Pismo Beach  - I'd call it a must stop if you're traveling through California anywhere nearby. It's on the edge of an adorable little beach town that I didn't have the stamina to explore. I'm still healing, and my energy gets used in only the most important places - like on the sand and in the water. Not IN the water, but my feet in the water.

But I DID have the stamina to spend a couple of hours with my family on the beach, letting the gentle waves caress our feet, watching Muffins running in and out of the water, laughing and allowing the healing that the ocean and sand provide. A true gift. 
Muffins loves the water and the ocean so much that as soon as she smelled the sea air she started crying to get out of the car -  while we were still moving and nowhere near the parking lot. She was ready to go!

Muffins, my husband and my son play a game where they chase the waves as they wash out, then run away as they wash in. Muffins usually doesn't go in beyond the depth of her legs, but this time she felt bold and went in all the way past her belly, to
 
where the water was halfway up her sides before she decided to run back onto land. It was hilarious to watch, and she had us laughing SO hard.

She was also particularly interested in those birds. 




Laughing! Now even there is something I had done so rarely in my life with chronic illness, if ever. It's not easy to laugh when a person is in so much pain that it's all they can do to breathe, or when they're so exhausted that they can't see straight.

And here I was, laughing joyfully. Happythankyoumoreplease! This day, this beach, so much healing, so much life. 


So much life! The bird life was abundant at the beach. I don't know them all but we saw plovers, gulls, pigeons, pelicans, hawks....and those are just the ones I was able to recognize.

I think these birds are western snowy plovers. I'm no bird expert but I sure am fascinated by them. Birds have such grace and personality, and they are so funny to watch sometimes. 



These little guys would run in as the tide washed out and start eating something - brine shrimp or brine fly larvae perhaps. Something too small for us to see, but clearly a delicious treat for them. It was like a meditation watching them over and over as the tide washed in and out.

The pier against the sky. What contrast! There were so many beautiful visuals here. And apparently the water gets pretty high at times, we just lucked out with a lower tide day.
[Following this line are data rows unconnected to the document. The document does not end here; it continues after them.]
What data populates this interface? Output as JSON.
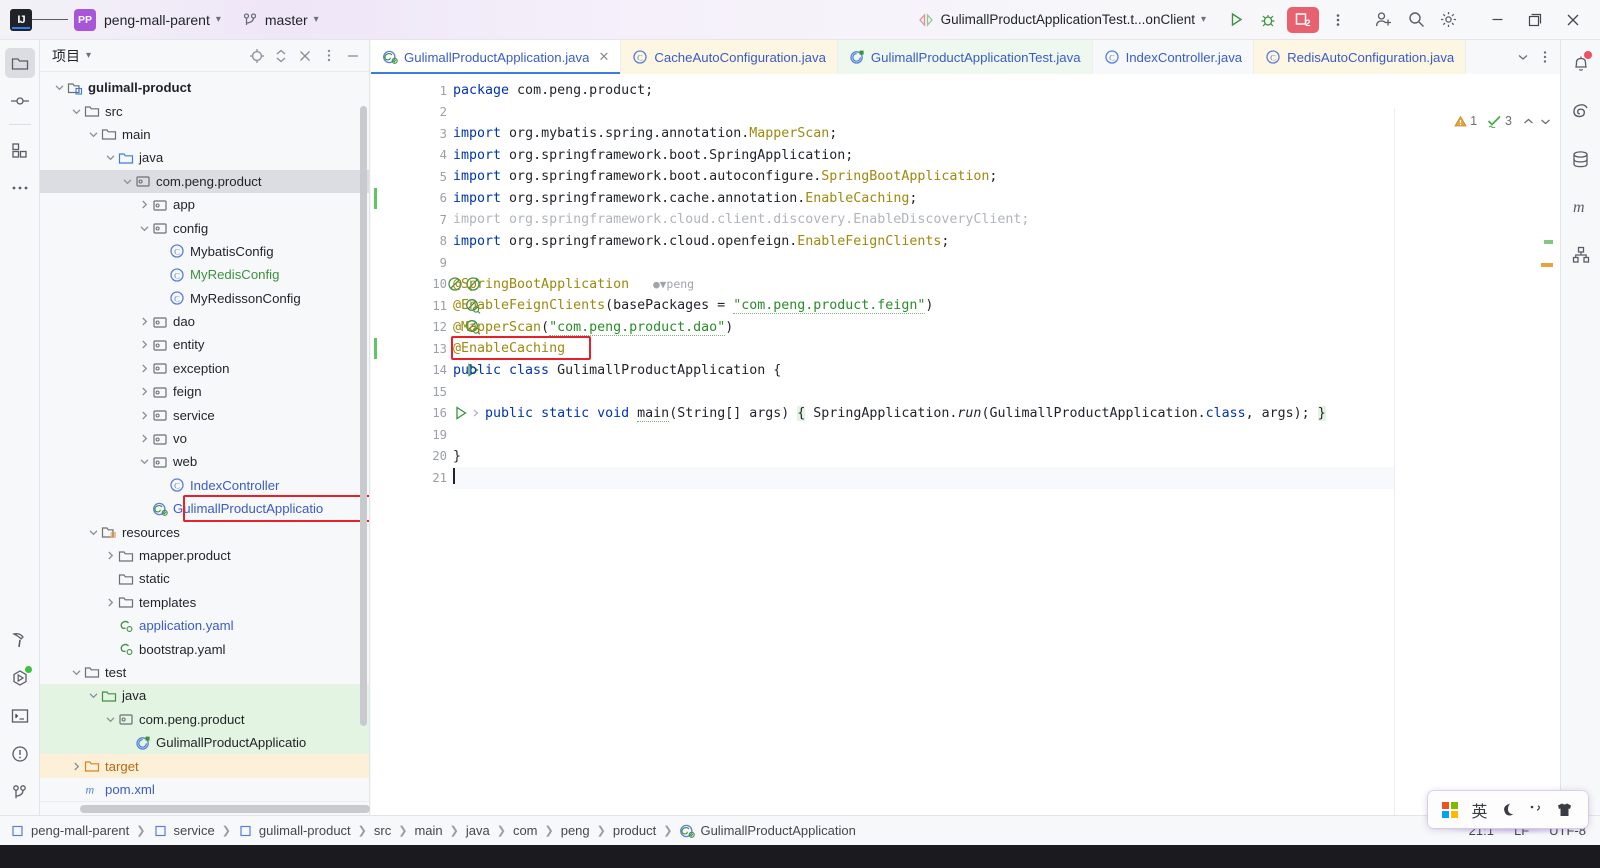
{
  "titlebar": {
    "logo_text": "IJ",
    "logo_icon": "intellij-idea-logo",
    "menu_icon": "hamburger-menu-icon",
    "project_badge": "PP",
    "project_name": "peng-mall-parent",
    "branch_icon": "git-branch-icon",
    "branch_name": "master",
    "run_config_icon": "run-config-nav-icon",
    "run_config_label": "GulimallProductApplicationTest.t...onClient",
    "run_icon": "run-icon",
    "debug_icon": "debug-icon",
    "debug_badge_count": "2",
    "more_icon": "more-vertical-icon",
    "invite_icon": "add-user-icon",
    "search_icon": "search-icon",
    "settings_icon": "gear-icon",
    "minimize_icon": "minimize-icon",
    "maximize_icon": "maximize-icon",
    "close_icon": "close-icon"
  },
  "left_rail": {
    "items": [
      {
        "name": "project-tool-window",
        "icon": "folder-icon",
        "selected": true
      },
      {
        "name": "commit-tool-window",
        "icon": "commit-node-icon",
        "selected": false
      },
      {
        "name": "bookmarks-tool-window",
        "icon": "blocks-icon",
        "selected": false
      },
      {
        "name": "more-tool-windows",
        "icon": "ellipsis-icon",
        "selected": false
      }
    ],
    "bottom_items": [
      {
        "name": "build-tool-window",
        "icon": "hammer-icon"
      },
      {
        "name": "run-tool-window",
        "icon": "run-dashboard-icon",
        "badge": "green-dot"
      },
      {
        "name": "terminal-tool-window",
        "icon": "terminal-icon"
      },
      {
        "name": "problems-tool-window",
        "icon": "warning-circle-icon"
      },
      {
        "name": "git-tool-window",
        "icon": "git-branch-icon"
      }
    ]
  },
  "right_rail": {
    "items": [
      {
        "name": "notifications",
        "icon": "bell-icon",
        "badge": "red-dot"
      },
      {
        "name": "spring-tool-window",
        "icon": "spring-spiral-icon"
      },
      {
        "name": "database-tool-window",
        "icon": "database-icon"
      },
      {
        "name": "maven-tool-window",
        "icon": "maven-m-icon"
      },
      {
        "name": "structure-tool-window",
        "icon": "hierarchy-icon"
      }
    ]
  },
  "project_panel": {
    "title": "项目",
    "title_chevron": "chevron-down-icon",
    "header_icons": [
      {
        "name": "locate-file-icon",
        "icon": "crosshair-icon"
      },
      {
        "name": "expand-collapse-icon",
        "icon": "updown-chevrons-icon"
      },
      {
        "name": "collapse-all-icon",
        "icon": "collapse-x-icon"
      },
      {
        "name": "panel-options-icon",
        "icon": "more-vertical-icon"
      },
      {
        "name": "hide-panel-icon",
        "icon": "minimize-icon"
      }
    ],
    "tree": [
      {
        "depth": 1,
        "arrow": "down",
        "icon": "module-icon",
        "label": "gulimall-product",
        "style": "bold"
      },
      {
        "depth": 2,
        "arrow": "down",
        "icon": "folder-icon",
        "label": "src",
        "style": ""
      },
      {
        "depth": 3,
        "arrow": "down",
        "icon": "folder-icon",
        "label": "main",
        "style": ""
      },
      {
        "depth": 4,
        "arrow": "down",
        "icon": "source-root-icon",
        "label": "java",
        "style": ""
      },
      {
        "depth": 5,
        "arrow": "down",
        "icon": "package-icon",
        "label": "com.peng.product",
        "style": "",
        "row": "selected"
      },
      {
        "depth": 6,
        "arrow": "right",
        "icon": "package-icon",
        "label": "app",
        "style": ""
      },
      {
        "depth": 6,
        "arrow": "down",
        "icon": "package-icon",
        "label": "config",
        "style": ""
      },
      {
        "depth": 7,
        "arrow": "none",
        "icon": "class-icon",
        "label": "MybatisConfig",
        "style": ""
      },
      {
        "depth": 7,
        "arrow": "none",
        "icon": "class-icon",
        "label": "MyRedisConfig",
        "style": "green"
      },
      {
        "depth": 7,
        "arrow": "none",
        "icon": "class-icon",
        "label": "MyRedissonConfig",
        "style": ""
      },
      {
        "depth": 6,
        "arrow": "right",
        "icon": "package-icon",
        "label": "dao",
        "style": ""
      },
      {
        "depth": 6,
        "arrow": "right",
        "icon": "package-icon",
        "label": "entity",
        "style": ""
      },
      {
        "depth": 6,
        "arrow": "right",
        "icon": "package-icon",
        "label": "exception",
        "style": ""
      },
      {
        "depth": 6,
        "arrow": "right",
        "icon": "package-icon",
        "label": "feign",
        "style": ""
      },
      {
        "depth": 6,
        "arrow": "right",
        "icon": "package-icon",
        "label": "service",
        "style": ""
      },
      {
        "depth": 6,
        "arrow": "right",
        "icon": "package-icon",
        "label": "vo",
        "style": ""
      },
      {
        "depth": 6,
        "arrow": "down",
        "icon": "package-icon",
        "label": "web",
        "style": ""
      },
      {
        "depth": 7,
        "arrow": "none",
        "icon": "class-icon",
        "label": "IndexController",
        "style": "blue"
      },
      {
        "depth": 6,
        "arrow": "none",
        "icon": "springboot-class-icon",
        "label": "GulimallProductApplicatio",
        "style": "blue",
        "highlight": true
      },
      {
        "depth": 3,
        "arrow": "down",
        "icon": "resource-root-icon",
        "label": "resources",
        "style": ""
      },
      {
        "depth": 4,
        "arrow": "right",
        "icon": "folder-icon",
        "label": "mapper.product",
        "style": ""
      },
      {
        "depth": 4,
        "arrow": "none",
        "icon": "folder-icon",
        "label": "static",
        "style": ""
      },
      {
        "depth": 4,
        "arrow": "right",
        "icon": "folder-icon",
        "label": "templates",
        "style": ""
      },
      {
        "depth": 4,
        "arrow": "none",
        "icon": "yaml-icon",
        "label": "application.yaml",
        "style": "blue"
      },
      {
        "depth": 4,
        "arrow": "none",
        "icon": "yaml-icon",
        "label": "bootstrap.yaml",
        "style": ""
      },
      {
        "depth": 2,
        "arrow": "down",
        "icon": "folder-icon",
        "label": "test",
        "style": ""
      },
      {
        "depth": 3,
        "arrow": "down",
        "icon": "test-root-icon",
        "label": "java",
        "style": "",
        "row": "green"
      },
      {
        "depth": 4,
        "arrow": "down",
        "icon": "package-icon",
        "label": "com.peng.product",
        "style": "",
        "row": "green"
      },
      {
        "depth": 5,
        "arrow": "none",
        "icon": "test-class-icon",
        "label": "GulimallProductApplicatio",
        "style": "",
        "row": "green"
      },
      {
        "depth": 2,
        "arrow": "right",
        "icon": "target-folder-icon",
        "label": "target",
        "style": "orange",
        "row": "orange"
      },
      {
        "depth": 2,
        "arrow": "none",
        "icon": "maven-m-icon",
        "label": "pom.xml",
        "style": "blue"
      }
    ]
  },
  "editor": {
    "tabs": [
      {
        "label": "GulimallProductApplication.java",
        "icon": "springboot-class-icon",
        "active": true,
        "bg": "white",
        "closable": true
      },
      {
        "label": "CacheAutoConfiguration.java",
        "icon": "class-icon",
        "active": false,
        "bg": "cream",
        "closable": false
      },
      {
        "label": "GulimallProductApplicationTest.java",
        "icon": "test-class-icon",
        "active": false,
        "bg": "mint",
        "closable": false
      },
      {
        "label": "IndexController.java",
        "icon": "class-icon",
        "active": false,
        "bg": "white",
        "closable": false
      },
      {
        "label": "RedisAutoConfiguration.java",
        "icon": "class-icon",
        "active": false,
        "bg": "cream",
        "closable": false
      }
    ],
    "tab_overflow_icon": "chevron-down-icon",
    "tab_options_icon": "more-vertical-icon",
    "inspection": {
      "warning_icon": "warning-triangle-icon",
      "warning_count": "1",
      "weak_warning_icon": "green-check-icon",
      "weak_warning_count": "3",
      "collapse_icon": "chevron-up-icon",
      "expand_icon": "chevron-down-icon"
    },
    "line_numbers": [
      "1",
      "2",
      "3",
      "4",
      "5",
      "6",
      "7",
      "8",
      "9",
      "10",
      "11",
      "12",
      "13",
      "14",
      "15",
      "16",
      "19",
      "20",
      "21"
    ],
    "gutter_icons": {
      "10": [
        "bean-icon",
        "bean-disabled-icon"
      ],
      "11": [
        "bean-search-icon"
      ],
      "12": [
        "bean-search-icon"
      ],
      "14": [
        "run-gutter-icon"
      ],
      "16": [
        "run-gutter-icon",
        "fold-right-icon"
      ]
    },
    "vcs_changed_lines": [
      "6",
      "13"
    ],
    "code_lines": [
      {
        "n": "1",
        "segments": [
          {
            "t": "package",
            "c": "kw"
          },
          {
            "t": " com.peng.product;",
            "c": "pln"
          }
        ]
      },
      {
        "n": "2",
        "segments": []
      },
      {
        "n": "3",
        "segments": [
          {
            "t": "import",
            "c": "kw"
          },
          {
            "t": " org.mybatis.spring.annotation.",
            "c": "pln"
          },
          {
            "t": "MapperScan",
            "c": "ann"
          },
          {
            "t": ";",
            "c": "pln"
          }
        ]
      },
      {
        "n": "4",
        "segments": [
          {
            "t": "import",
            "c": "kw"
          },
          {
            "t": " org.springframework.boot.SpringApplication;",
            "c": "pln"
          }
        ]
      },
      {
        "n": "5",
        "segments": [
          {
            "t": "import",
            "c": "kw"
          },
          {
            "t": " org.springframework.boot.autoconfigure.",
            "c": "pln"
          },
          {
            "t": "SpringBootApplication",
            "c": "ann"
          },
          {
            "t": ";",
            "c": "pln"
          }
        ]
      },
      {
        "n": "6",
        "segments": [
          {
            "t": "import",
            "c": "kw"
          },
          {
            "t": " org.springframework.cache.annotation.",
            "c": "pln"
          },
          {
            "t": "EnableCaching",
            "c": "ann"
          },
          {
            "t": ";",
            "c": "pln"
          }
        ]
      },
      {
        "n": "7",
        "segments": [
          {
            "t": "import org.springframework.cloud.client.discovery.EnableDiscoveryClient;",
            "c": "dim"
          }
        ]
      },
      {
        "n": "8",
        "segments": [
          {
            "t": "import",
            "c": "kw"
          },
          {
            "t": " org.springframework.cloud.openfeign.",
            "c": "pln"
          },
          {
            "t": "EnableFeignClients",
            "c": "ann"
          },
          {
            "t": ";",
            "c": "pln"
          }
        ]
      },
      {
        "n": "9",
        "segments": []
      },
      {
        "n": "10",
        "segments": [
          {
            "t": "@SpringBootApplication",
            "c": "ann"
          },
          {
            "t": "   ",
            "c": "pln"
          },
          {
            "t": "peng",
            "c": "hint"
          }
        ]
      },
      {
        "n": "11",
        "segments": [
          {
            "t": "@EnableFeignClients",
            "c": "ann"
          },
          {
            "t": "(basePackages = ",
            "c": "pln"
          },
          {
            "t": "\"com.peng.product.feign\"",
            "c": "str"
          },
          {
            "t": ")",
            "c": "pln"
          }
        ]
      },
      {
        "n": "12",
        "segments": [
          {
            "t": "@MapperScan",
            "c": "ann"
          },
          {
            "t": "(",
            "c": "pln"
          },
          {
            "t": "\"com.peng.product.dao\"",
            "c": "str"
          },
          {
            "t": ")",
            "c": "pln"
          }
        ]
      },
      {
        "n": "13",
        "segments": [
          {
            "t": "@EnableCaching",
            "c": "ann"
          }
        ],
        "highlight": true
      },
      {
        "n": "14",
        "segments": [
          {
            "t": "public class",
            "c": "kw"
          },
          {
            "t": " GulimallProductApplication {",
            "c": "pln"
          }
        ]
      },
      {
        "n": "15",
        "segments": []
      },
      {
        "n": "16",
        "segments": [
          {
            "t": "    ",
            "c": "pln"
          },
          {
            "t": "public static void",
            "c": "kw"
          },
          {
            "t": " ",
            "c": "pln"
          },
          {
            "t": "main",
            "c": "mth"
          },
          {
            "t": "(String[] args) ",
            "c": "pln"
          },
          {
            "t": "{",
            "c": "br"
          },
          {
            "t": " SpringApplication.",
            "c": "pln"
          },
          {
            "t": "run",
            "c": "ital"
          },
          {
            "t": "(GulimallProductApplication.",
            "c": "pln"
          },
          {
            "t": "class",
            "c": "kw"
          },
          {
            "t": ", args); ",
            "c": "pln"
          },
          {
            "t": "}",
            "c": "br"
          }
        ]
      },
      {
        "n": "19",
        "segments": []
      },
      {
        "n": "20",
        "segments": [
          {
            "t": "}",
            "c": "pln"
          }
        ]
      },
      {
        "n": "21",
        "segments": [],
        "caret": true
      }
    ]
  },
  "statusbar": {
    "breadcrumbs": [
      {
        "label": "peng-mall-parent",
        "icon": "module-square-icon"
      },
      {
        "label": "service",
        "icon": "module-square-icon"
      },
      {
        "label": "gulimall-product",
        "icon": "module-square-icon"
      },
      {
        "label": "src",
        "icon": ""
      },
      {
        "label": "main",
        "icon": ""
      },
      {
        "label": "java",
        "icon": ""
      },
      {
        "label": "com",
        "icon": ""
      },
      {
        "label": "peng",
        "icon": ""
      },
      {
        "label": "product",
        "icon": ""
      },
      {
        "label": "GulimallProductApplication",
        "icon": "springboot-class-icon"
      }
    ],
    "caret_position": "21:1",
    "line_separator": "LF",
    "encoding": "UTF-8"
  },
  "ime_popup": {
    "windows_icon": "windows-logo-icon",
    "mode_label": "英",
    "moon_icon": "moon-icon",
    "comma_icon": "punctuation-icon",
    "skin_icon": "tshirt-icon"
  },
  "colors": {
    "accent": "#3b7ddd",
    "keyword": "#0033b3",
    "annotation": "#9e880d",
    "string": "#2a8c2a",
    "highlight_box": "#e8202a",
    "debug_badge": "#e8616e",
    "project_badge": "#a855d8",
    "test_scope": "#e4f4e2",
    "target_scope": "#fdf0d8"
  }
}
The water made these ripples in the sand. The sand itself was so fine it felt velvety on our feet rather than sand-papery. This beach just made me want to live here.

After a couple of hours (on my feet the whole time, go me!) we decided it was time to go, so I climbed the stiars to the pier to sit on the bench with Muffins while my guys enjoyed swinging on the beach.

So to recap: I spent almost two hole hours on my feet in the sand and water, and I don't remember it hurting until the end - whoa! That is unheard of for me. Then I walked UP THE STAIRS of the pier to sit on a bench to recover a bit - pretty impressive after already being on my feet all that time!



 Now, I'm not saying that it will only get better every day from here on in, because let's face it - flares happen. My body still has a great deal of healing to do from the onslaught of viruses it's been carrying around all its life, and the damage they have done. My liver has a lot of cleansing and healing to do yet. And that's okay with me. 

I know I AM healing now, finally, after years of seeking answers. I see the difference and how each outing shows me that I AM moving forward, I do keep improving, and sometimes I am blown away at what I can do now. Things I wasn't sure I'd ever be able to do again. It feels amazing.Talking with a dear friend tonight I realized that when I was first on this healing path, trying the Medical Medium recommendations, if a flare would happen sometimes I'd get that panicky feeling like, "No, it's not working, it's all coming back, nothing can heal this." It would terrify me to have a flare of my symptoms or feel more pain or even have a day of grumpiness from not enough sleep.

But I'm noticing now that it doesn't scare me anymore, because it's a part of the process, and I really KNOW that I am healing, and if I just do the things I need to do to keep that going, it will keep happening. And that's pretty amazing in and of itself.



I had been watching the hawks soaring over the beach, just gliding, circling, flowing so gracefully back and forth. I have been thrilled be the sheer number of raptors I've seen in the skies everywhere we've been in California - I think hawk must be one of my spirit animals, because I have been so completely drawn to them these last few years. I really wanted to get a good photo, but my lens isn't very long, and I didn't know if I could. 

As we were leaving, however, the hawk must have heard my wishes, because it literally flew right above our heads, over the pier we were walking down, and I took as many photos as my camera would allow as it flew over. I could have cried with joy. So close! I was actually calling out thanks to the hawk as it flew overhead and I was clicking away.

I'm not exactly sure the type of hawk - I tried to look it up and maybe it's a 
Ferruginous Hawk? If you know more about birds than I do (likely), and know what kind this is, please educate me, I really want to know!